Sometimes you can avoid those broken pieces, sometimes you can't. Either way, it's painful and it's exhausting, because even though we do our best to ignore the things that bother us, to ignore the pain-filled areas of our hearts and stories...it doesn't actually fix anything.
Ignoring the broken pieces or pain points doesn't heal or fix them. Pretending pain isn't a part of our story doesn't make pain disappear.
And what I continue to find is...when everything else is all torn away -- the pretty pictures and cliche sayings and perfect-appearing whatever -- when everything is raw and authentic and even uncomfortable..it is there I find Him. It's in the discomfort where He brings forth unexpected comfort, it's in the stinging rawness that His presence brings balm. Because He does anything but cast shame on our pain.
While I'm living life on high-speed, doing my best to not enter into the exhausting pain-ridden areas, He is waiting to lather my hurt in grace upon grace. He is waiting to surprise me with the gift of grace, the permission to just be me whatever that means in this moment.
You cannot skip the dark night of discomfort or brokenness, jumping to the joy or wholeness in the morning.
Attempting to do so completely negates conquering the depravity of The Cross.
The King cannot rise unless He has died.
When Holy Week feels less than holy, I am reminded that He is in the spaces of lack. He fills up the wide open cracks with grace.
And as we look on towards tomorrow, Good Friday, I can't help but think about the depths of darkness He went to so I can experience His love and grace and redemption, His hope and peace. I can't help but be reminded He chose to enter into the darkest parts of humanity, violence and wickedness, to take on all the brokenness the world has ever had or will ever have to offer. What crushing weight.
We try to make this Christian life, the culture of the Christian, something it isn't...sweet and pretty...the Christian life of Christ was anything but sweet and pretty and cute.
When Holy Week feels less than holy, I am reminded that He went to The Cross and the throes of darkness not so I would behave right or be perfect or live morally.
He went to The Cross because of love.
The cross is the great exposure of rawness, of brokenness, and I have the freedom to shed the shame of not living perfectly because that is not the point of Holy Week.

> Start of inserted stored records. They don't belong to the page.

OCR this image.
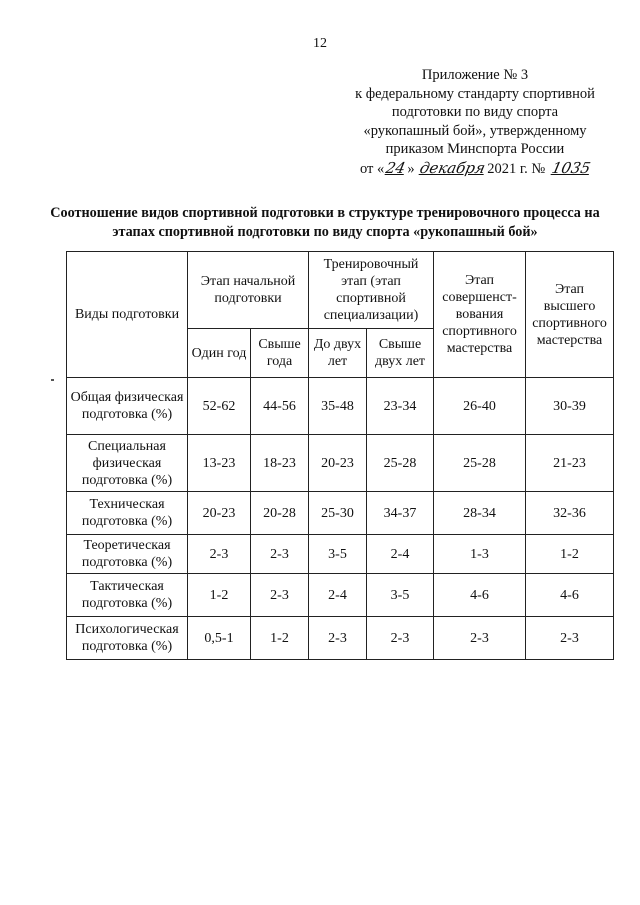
12
Приложение № 3
к федеральному стандарту спортивной
подготовки по виду спорта
«рукопашный бой», утвержденному
приказом Минспорта России
от «24» декабря2021 г. № 1035
Соотношение видов спортивной подготовки в структуре тренировочного процесса на этапах спортивной подготовки по виду спорта «рукопашный бой»
Виды подготовки	Этап начальной подготовки		Тренировочный этап (этап спортивной специализации)		Этап совершенст-вования спортивного мастерства	Этап высшего спортивного мастерства
	Один год	Свыше года	До двух лет	Свыше двух лет		
Общая физическая подготовка (%)	52-62	44-56	35-48	23-34	26-40	30-39
Специальная физическая подготовка (%)	13-23	18-23	20-23	25-28	25-28	21-23
Техническая подготовка (%)	20-23	20-28	25-30	34-37	28-34	32-36
Теоретическая подготовка (%)	2-3	2-3	3-5	2-4	1-3	1-2
Тактическая подготовка (%)	1-2	2-3	2-4	3-5	4-6	4-6
Психологическая подготовка (%)	0,5-1	1-2	2-3	2-3	2-3	2-3
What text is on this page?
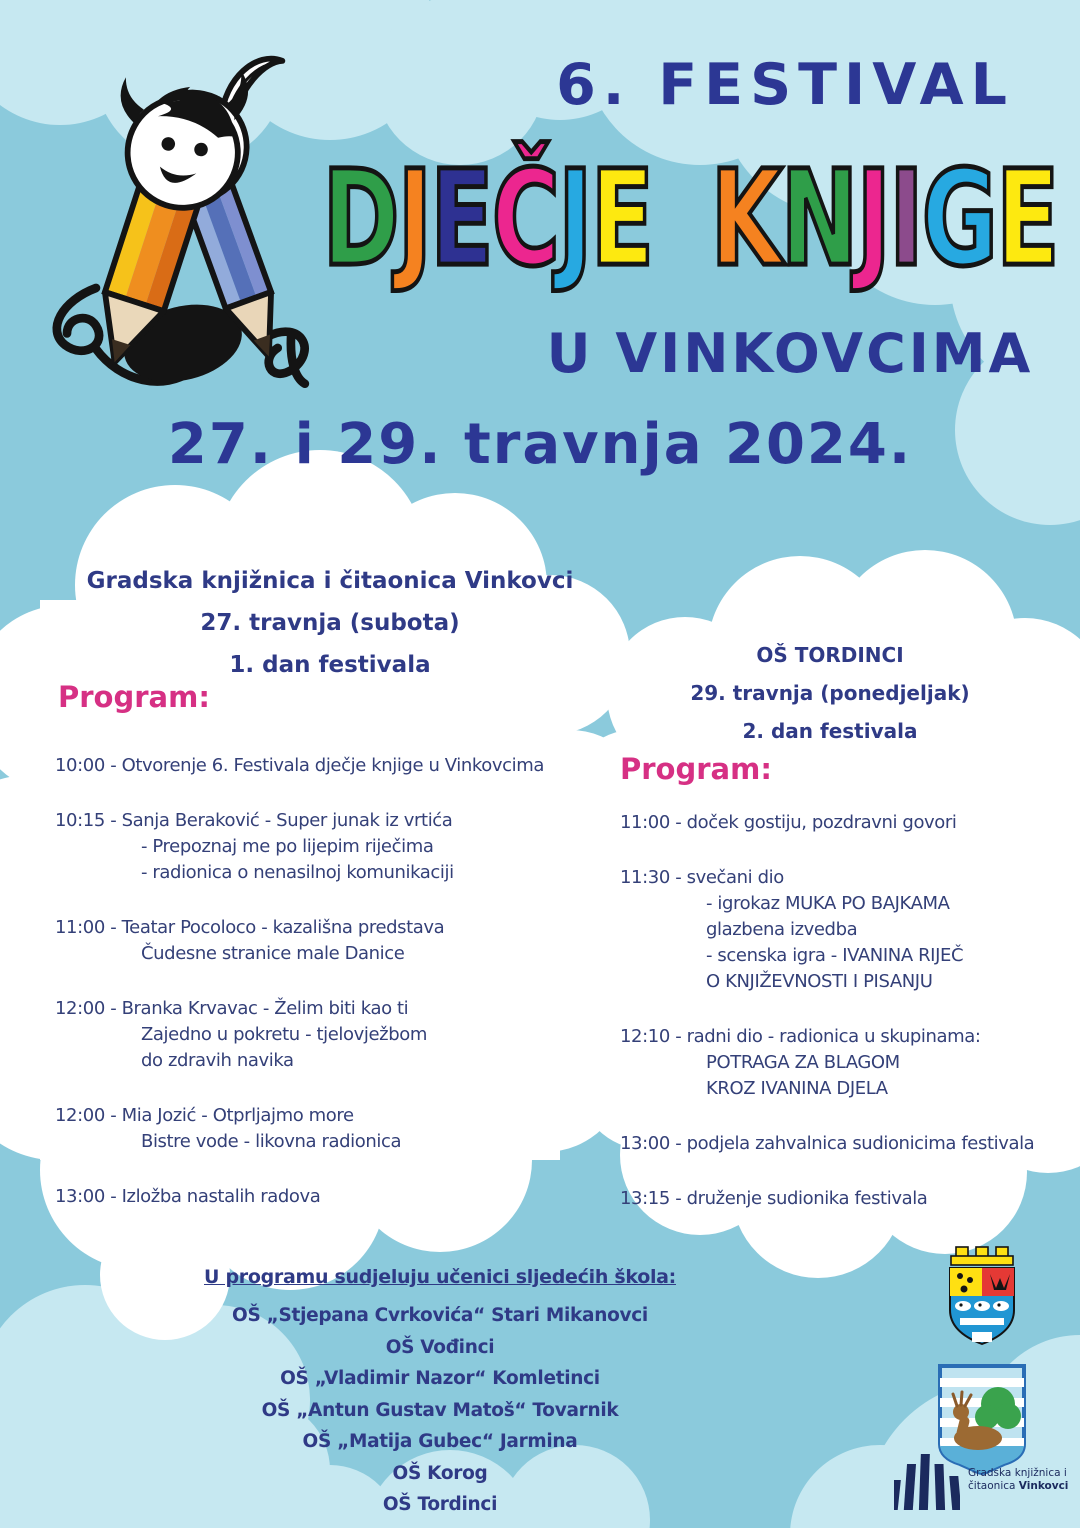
6. FESTIVAL
DJEČJE KNJIGE
U VINKOVCIMA
27. i 29. travnja 2024.
Gradska knjižnica i čitaonica Vinkovci
27. travnja (subota)
1. dan festivala
Program:
10:00 - Otvorenje 6. Festivala dječje knjige u Vinkovcima
10:15 - Sanja Beraković - Super junak iz vrtića
- Prepoznaj me po lijepim riječima
- radionica o nenasilnoj komunikaciji
11:00 - Teatar Pocoloco - kazališna predstava
Čudesne stranice male Danice
12:00 - Branka Krvavac - Želim biti kao ti
Zajedno u pokretu - tjelovježbom
do zdravih navika
12:00 - Mia Jozić - Otprljajmo more
Bistre vode - likovna radionica
13:00 - Izložba nastalih radova
OŠ TORDINCI
29. travnja (ponedjeljak)
2. dan festivala
Program:
11:00 - doček gostiju, pozdravni govori
11:30 - svečani dio
- igrokaz MUKA PO BAJKAMA
glazbena izvedba
- scenska igra - IVANINA RIJEČ
O KNJIŽEVNOSTI I PISANJU
12:10 - radni dio - radionica u skupinama:
POTRAGA ZA BLAGOM
KROZ IVANINA DJELA
13:00 - podjela zahvalnica sudionicima festivala
13:15 - druženje sudionika festivala
U programu sudjeluju učenici sljedećih škola:
OŠ „Stjepana Cvrkovića“ Stari Mikanovci
OŠ Vođinci
OŠ „Vladimir Nazor“ Komletinci
OŠ „Antun Gustav Matoš“ Tovarnik
OŠ „Matija Gubec“ Jarmina
OŠ Korog
OŠ Tordinci
Gradska knjižnica i
čitaonica Vinkovci
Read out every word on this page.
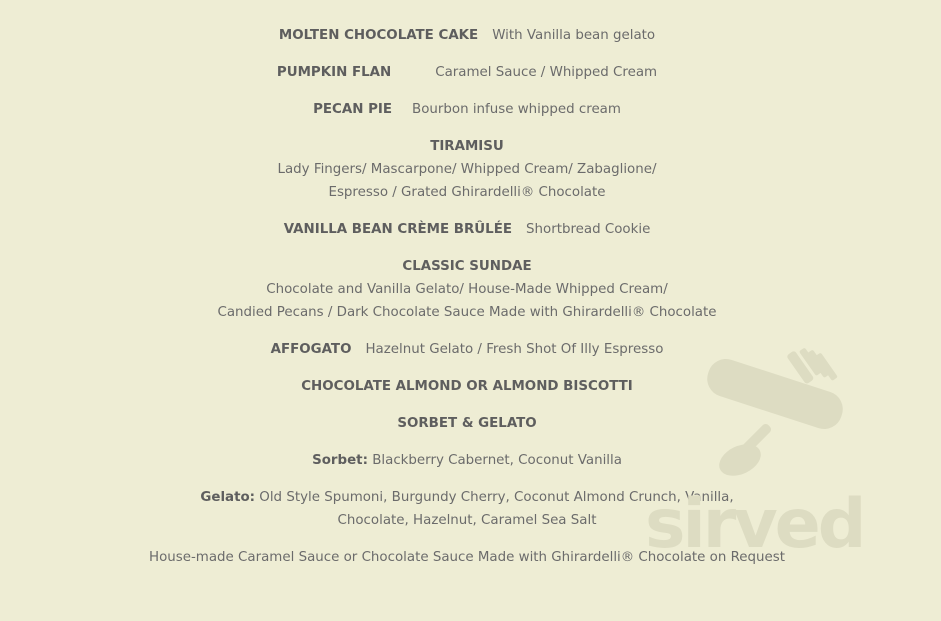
MOLTEN CHOCOLATE CAKE With Vanilla bean gelato
PUMPKIN FLAN	Caramel Sauce / Whipped Cream
PECAN PIE Bourbon infuse whipped cream
TIRAMISU
Lady Fingers/ Mascarpone/ Whipped Cream/ Zabaglione/
Espresso / Grated Ghirardelli® Chocolate
VANILLA BEAN CRÈME BRÛLÉE Shortbread Cookie
CLASSIC SUNDAE
Chocolate and Vanilla Gelato/ House-Made Whipped Cream/
Candied Pecans / Dark Chocolate Sauce Made with Ghirardelli® Chocolate
AFFOGATO Hazelnut Gelato / Fresh Shot Of Illy Espresso
CHOCOLATE ALMOND OR ALMOND BISCOTTI
SORBET & GELATO
Sorbet: Blackberry Cabernet, Coconut Vanilla
Gelato: Old Style Spumoni, Burgundy Cherry, Coconut Almond Crunch, Vanilla,
Chocolate, Hazelnut, Caramel Sea Salt
House-made Caramel Sauce or Chocolate Sauce Made with Ghirardelli® Chocolate on Request
sirved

What if the point of Holy Week is to turn our palms up and open, to surrender our shame, to expose our most intimate and broken selves in order to know we are fully loved and loved fully?
It's at The Cross where suffering and pain are offered a voice without shame, space to cry out Abba Father why have you forsaken me?
It's at The Cross where our inadequacies are met with grace, where our brokenness is met with healing, where death was literally conquered. It's at The Cross where the invitation is to be fully you, wholly exposed and raw, your very truest self, and yet...entirely accepted.
It's at The Cross we are invited to acknowledge the pain and the suffering so that we may fully live.